If you read part one, you might remember that I formatted my HD and started from scratch. What I didn’t say is how I set built it in the first place. The main HD (the OS drive) is a Western Digital 150GB Raptor. I also have a Seagate 1TB that holds everything else from music to program files. This made the transition so incredibly easy. Here is the best example: Steam. I downloaded the steam installer and ran it. After I changed the install path to where it was previously, I clicked close … and it disappeared.
Well actually, it did flash the install screen for a second, but just for a second. Steam recognized that all of my files were still there! I didn’t have to re-download and install a single Steam game! That’s not due to Windows 7, but still cool. Take this as a lesson: Always separate your OS install from as many of your files as possible via separate hard drives or at least partitions.

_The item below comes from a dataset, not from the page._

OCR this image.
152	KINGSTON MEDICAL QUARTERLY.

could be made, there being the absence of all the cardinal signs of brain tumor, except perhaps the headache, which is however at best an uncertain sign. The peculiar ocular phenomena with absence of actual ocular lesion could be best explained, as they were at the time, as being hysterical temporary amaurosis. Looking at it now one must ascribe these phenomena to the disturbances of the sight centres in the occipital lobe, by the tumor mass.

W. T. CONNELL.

On the other hand we have Stardock. This company is awesome in that they develop games for gamers and don’t hamper our ability to play them with DRM. Three cheers for Stardock! They have Impulse, which is analogous to Steam. Impulse installed fine, but completely fails to run. It just dies with an appcrash report. I checked around and it seems that they just don’t support it yet, but are “looking into it”. I don’t know how up-to-date that is, but the newest version doesn’t work. Oh well, I’ll have to wait a while for Demigod.
The control panel got a couple of additions/upgrades. One new one is HomeGroup which seems to be a rebranding of workgroups, but I haven’t actually tried it out yet. I will when I install Win7 on my laptop. There are a couple others, but I didn’t really bother to look too deeply into them. The “Network and Sharing Center” got a face lift which I like. It will even display a graphical “network map” which is kind of cool.
One important thing I have to point out is the ease of connecting and disconnecting to different networks. Along with an important addition to VPN connections. You now have the ability to specify a totally different set of network settings for when you are connected to VPNs! This helps immensely with more advanced networks like where I work. Thanks M$!
There is a new item into the system tray, oops sorry … “Notification Area” (That is the name of the control panel that modifies the tray). Its called the Action Center. Its just annoying. It was annoying at the start because it kept telling me to update! update! and Anti-Virus! Anti-Virus! In retrospect, once you calm it down, its nice to have system messages grouped into one place. The Action Center is divided into two sections: Security and Maintenance. Security contains updates, firewall, spyware, and anti-virus messages while Maintenence has backup, troubleshooting, and updates again.
There is not much more detail to go into other than give you a list of software that installed without any problems whatsoever:7-Zip,AC3 Filter, BitTorrent, Foobar2000, Magic Disk, Office 2007, SQL Server 2008 (needed an immediate service pack), and nVidia drivers. There is probably more, but you get the idea.
Overall, my experience has been beyond my expectations. I would recommend anyone who is knowledgeable enough to deal with pre-release software to try it out.